One of the fascinating and refreshing aspects of the Ukraine war is the way the Biden administration has weaponized truth, releasing accurate intelligence and garnering the U.S. government a strange new respect for its honesty. When Washington was in the role of attacker, things were a bit different. Official briefings on Vietnam, Afghanistan, and Iraq invariably portrayed things as going well, with victory always just around the corner—up until the day the helicopters came to lift people off the roof. It would be nice if the turn toward official American credibility were to stick, because there could hardly be a better or cheaper way to win friends and influence people around the globe. One can always hope.

BEEN THERE, DONE THAT

A shocking aspect of the Ukraine war, everybody agrees, is how stupid it is. What kind of idiot invades a country without a plan for how it all ends? This lesson might be the cringiest of all for Washington to learn, however, because entering wars without plans for ending them is an American national pastime. 

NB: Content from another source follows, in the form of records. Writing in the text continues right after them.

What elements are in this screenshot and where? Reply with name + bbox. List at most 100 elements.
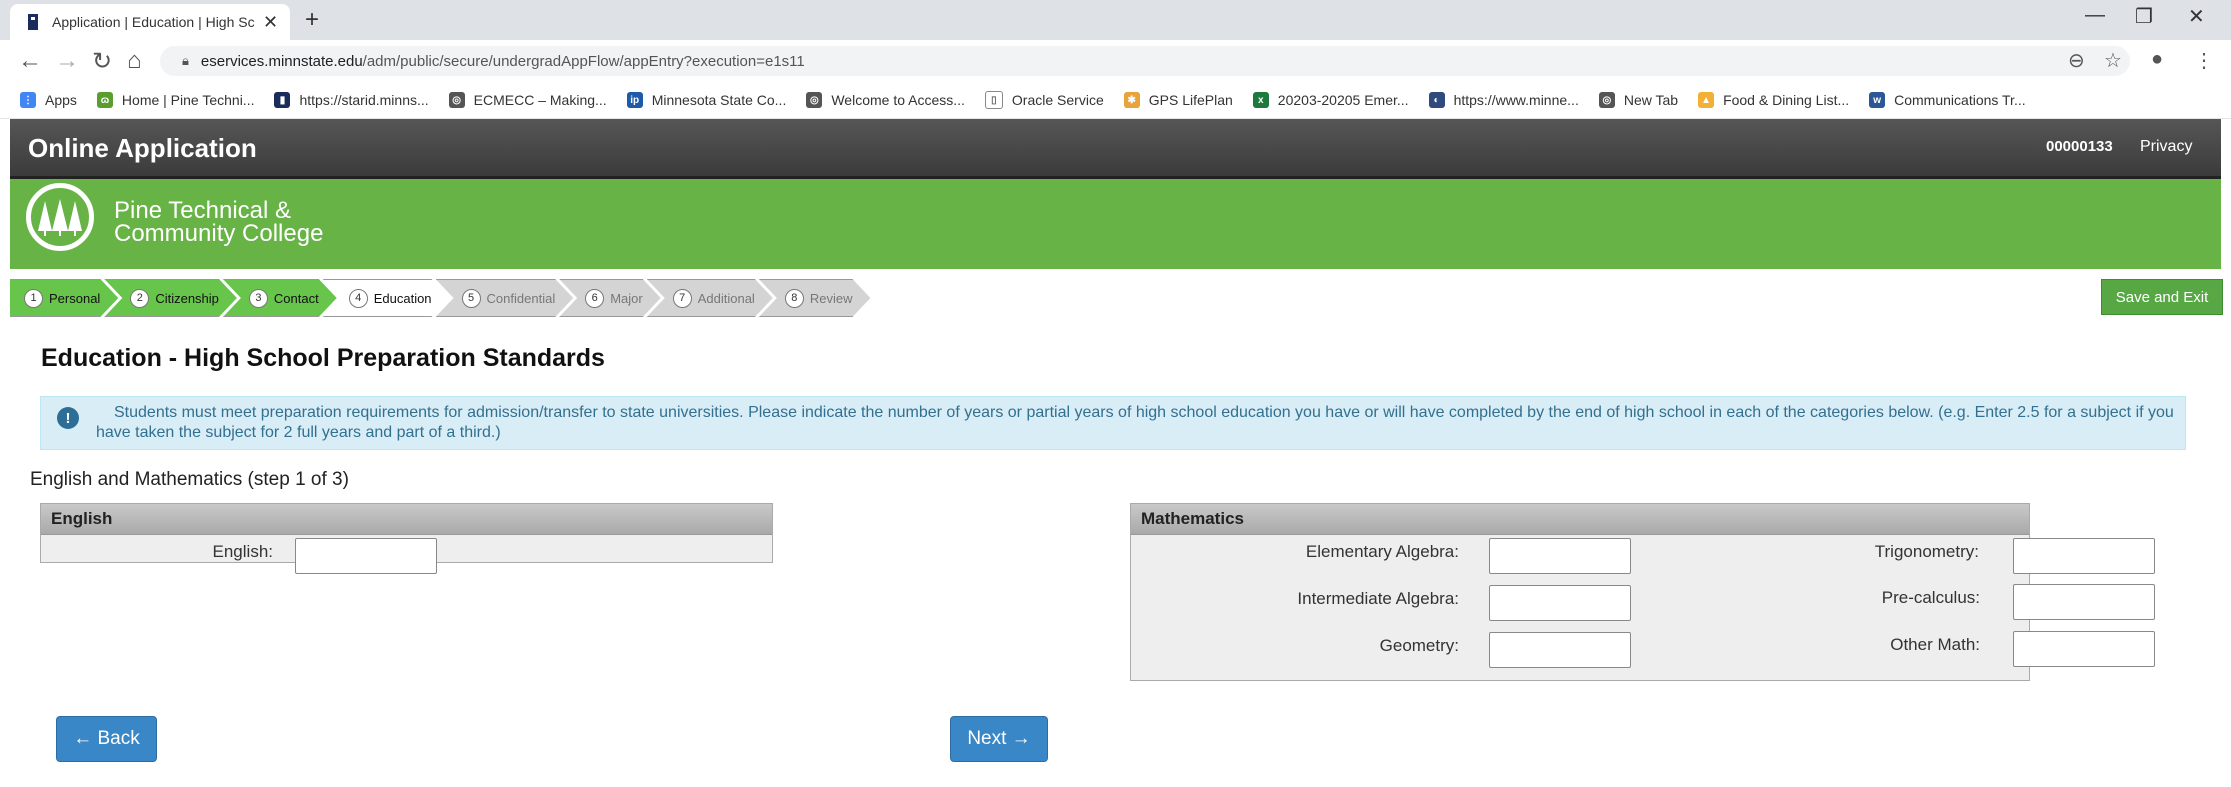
bookmark-item[interactable]: ◐ https://www.minne... bbox=[1428, 92, 1579, 108]
precalculus-label: Pre-calculus: bbox=[1881, 588, 1980, 607]
bookmark-icon: x bbox=[1252, 92, 1269, 108]
url-bar[interactable]: 🔒︎ eservices.minnstate.edu/adm/public/se… bbox=[160, 46, 2130, 76]
college-logo-icon bbox=[26, 183, 94, 251]
step-label: Personal bbox=[49, 290, 101, 306]
new-tab-icon[interactable]: + bbox=[305, 6, 319, 34]
bookmark-label: Welcome to Access... bbox=[831, 92, 965, 108]
save-and-exit-button[interactable]: Save and Exit bbox=[2101, 279, 2223, 315]
application-id: 00000133 bbox=[2046, 138, 2113, 155]
geometry-input[interactable] bbox=[1489, 632, 1631, 668]
other-math-label: Other Math: bbox=[1890, 635, 1980, 654]
star-icon[interactable]: ☆ bbox=[2104, 48, 2122, 73]
bookmark-item[interactable]: ✱ GPS LifePlan bbox=[1123, 92, 1233, 108]
step-additional[interactable]: 7 Additional bbox=[647, 279, 773, 317]
bookmark-icon: ◎ bbox=[1598, 92, 1615, 108]
page-title: Education - High School Preparation Stan… bbox=[41, 344, 605, 372]
college-banner: Pine Technical & Community College bbox=[10, 179, 2221, 269]
elementary-algebra-input[interactable] bbox=[1489, 538, 1631, 574]
bookmark-item[interactable]: ▲ Food & Dining List... bbox=[1698, 92, 1849, 108]
bookmark-item[interactable]: ◎ New Tab bbox=[1598, 92, 1678, 108]
bookmark-label: Communications Tr... bbox=[1894, 92, 2026, 108]
other-math-input[interactable] bbox=[2013, 631, 2155, 667]
step-education[interactable]: 4 Education bbox=[323, 279, 450, 317]
trigonometry-label: Trigonometry: bbox=[1874, 542, 1979, 561]
bookmark-label: Apps bbox=[45, 92, 77, 108]
progress-steps: 1 Personal 2 Citizenship 3 Contact 4 Education 5… bbox=[10, 279, 856, 319]
info-icon: ! bbox=[57, 407, 79, 429]
bookmark-label: https://starid.minns... bbox=[299, 92, 429, 108]
zoom-icon[interactable]: ⊖ bbox=[2068, 48, 2085, 73]
section-heading: English and Mathematics (step 1 of 3) bbox=[30, 469, 349, 490]
bookmark-item[interactable]: x 20203-20205 Emer... bbox=[1252, 92, 1409, 108]
step-number: 3 bbox=[249, 289, 268, 308]
app-title: Online Application bbox=[28, 133, 257, 163]
bookmark-label: Home | Pine Techni... bbox=[121, 92, 255, 108]
step-label: Additional bbox=[697, 290, 755, 306]
restore-icon[interactable]: ❐ bbox=[2135, 4, 2153, 29]
bookmark-item[interactable]: ⋮⋮⋮ Apps bbox=[13, 92, 77, 108]
bookmark-icon: ◎ bbox=[806, 92, 823, 108]
english-panel: English English: bbox=[40, 503, 773, 574]
step-number: 1 bbox=[24, 289, 43, 308]
step-personal[interactable]: 1 Personal bbox=[10, 279, 118, 317]
step-label: Confidential bbox=[486, 290, 556, 306]
bookmark-item[interactable]: ▮ https://starid.minns... bbox=[274, 92, 429, 108]
url-text: eservices.minnstate.edu/adm/public/secur… bbox=[201, 53, 805, 70]
step-label: Major bbox=[610, 290, 643, 306]
step-number: 7 bbox=[673, 289, 692, 308]
bookmark-label: Food & Dining List... bbox=[1723, 92, 1850, 108]
bookmark-favicon-icon bbox=[26, 13, 40, 31]
bookmark-icon: ◎ bbox=[448, 92, 465, 108]
bookmark-icon: ✱ bbox=[1123, 92, 1140, 108]
home-icon[interactable]: ⌂ bbox=[127, 47, 142, 75]
english-input[interactable] bbox=[295, 538, 437, 574]
step-contact[interactable]: 3 Contact bbox=[223, 279, 337, 317]
app-header: Online Application 00000133 Privacy bbox=[10, 119, 2221, 179]
step-number: 2 bbox=[130, 289, 149, 308]
mathematics-panel-title: Mathematics bbox=[1131, 504, 2029, 535]
browser-tab[interactable]: Application | Education | High Sc ✕ bbox=[10, 4, 290, 40]
url-path: /adm/public/secure/undergradAppFlow/appE… bbox=[362, 52, 805, 70]
geometry-label: Geometry: bbox=[1379, 636, 1459, 655]
next-button[interactable]: Next → bbox=[950, 716, 1048, 762]
intermediate-algebra-input[interactable] bbox=[1489, 585, 1631, 621]
profile-icon[interactable]: ● bbox=[2151, 48, 2163, 71]
bookmark-label: ECMECC – Making... bbox=[473, 92, 607, 108]
forward-arrow-icon[interactable]: → bbox=[55, 47, 79, 75]
step-major[interactable]: 6 Major bbox=[559, 279, 661, 317]
bookmark-label: Oracle Service bbox=[1011, 92, 1104, 108]
minimize-icon[interactable]: — bbox=[2085, 4, 2105, 27]
privacy-link[interactable]: Privacy bbox=[2140, 138, 2192, 156]
bookmark-icon: ▯ bbox=[984, 91, 1003, 109]
window-close-icon[interactable]: ✕ bbox=[2188, 4, 2205, 29]
step-number: 5 bbox=[462, 289, 481, 308]
step-citizenship[interactable]: 2 Citizenship bbox=[104, 279, 237, 317]
alert-text: Students must meet preparation requireme… bbox=[96, 404, 2174, 441]
bookmark-item[interactable]: ɷ Home | Pine Techni... bbox=[96, 92, 255, 108]
trigonometry-input[interactable] bbox=[2013, 538, 2155, 574]
bookmark-item[interactable]: w Communications Tr... bbox=[1869, 92, 2026, 108]
page-content: Online Application 00000133 Privacy Pine… bbox=[10, 119, 2223, 787]
back-arrow-icon[interactable]: ← bbox=[18, 47, 42, 75]
browser-tab-bar: Application | Education | High Sc ✕ + — … bbox=[0, 0, 2231, 40]
bookmark-item[interactable]: ▯ Oracle Service bbox=[984, 91, 1104, 109]
bookmark-item[interactable]: ◎ ECMECC – Making... bbox=[448, 92, 607, 108]
bookmarks-bar: ⋮⋮⋮ Apps ɷ Home | Pine Techni... ▮ https://st… bbox=[0, 82, 2231, 119]
bookmark-icon: w bbox=[1869, 92, 1886, 108]
back-button[interactable]: ← Back bbox=[56, 716, 157, 762]
bookmark-label: GPS LifePlan bbox=[1148, 92, 1233, 108]
step-label: Contact bbox=[273, 290, 319, 306]
menu-icon[interactable]: ⋮ bbox=[2194, 48, 2214, 73]
precalculus-input[interactable] bbox=[2013, 584, 2155, 620]
college-name: Pine Technical & Community College bbox=[114, 199, 324, 247]
bookmark-item[interactable]: ip Minnesota State Co... bbox=[626, 92, 786, 108]
step-confidential[interactable]: 5 Confidential bbox=[436, 279, 574, 317]
tab-close-icon[interactable]: ✕ bbox=[263, 12, 278, 33]
reload-icon[interactable]: ↻ bbox=[92, 47, 112, 76]
college-name-line2: Community College bbox=[114, 220, 324, 247]
lock-icon: 🔒︎ bbox=[182, 53, 189, 68]
step-review[interactable]: 8 Review bbox=[759, 279, 871, 317]
bookmark-item[interactable]: ◎ Welcome to Access... bbox=[806, 92, 965, 108]
bookmark-icon: ▮ bbox=[274, 92, 291, 108]
step-label: Citizenship bbox=[155, 290, 219, 306]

The original war termination plans for Vietnam amounted to “pound the enemy harder and hope he gives up.” In the Gulf War, the plan for postwar Iraq amounted to “hope Saddam is toppled in a military coup.” Postwar planning for the invasion of Iraq was so risible it occasioned then-Major General David Petraeus’s now-famous lament: “Tell me how this ends.”

This problem, at least, has a simple solution—begin war planning with a plausible vision of a stable postwar situation and reverse engineer a strategy to get there. Make the war’s end your intellectual starting point, in other words, so there’s no way you can avoid thinking about it or having it drive everything else. In 2003, the Bush administration considered postwar Iraq to be “Phase IV” of the conflict. Is anybody surprised its harried policymakers never got to the fourth item on their to-do list?

A final lesson is one Americans used to understand well, having won an anticolonial war themselves back in the day: don’t bet against nationalism. People fighting foreigners on their own turf are highly motivated, as the impassioned Ukrainian defenders holding off lackluster Russian attackers have shown yet again. Whatever the war’s endgame, it will not yield a loyal new province for Moscow. 

The great military theorist Carl von Clausewitz noted, “The maximum use of force is in no way incompatible with the simultaneous use of the intellect.” It might not be incompatible, but in practice, the combination is pretty rare. The biggest takeaway from all these cases is simple. If you can’t tell a persuasive story about how a war is going to end well, don’t begin it in the first place.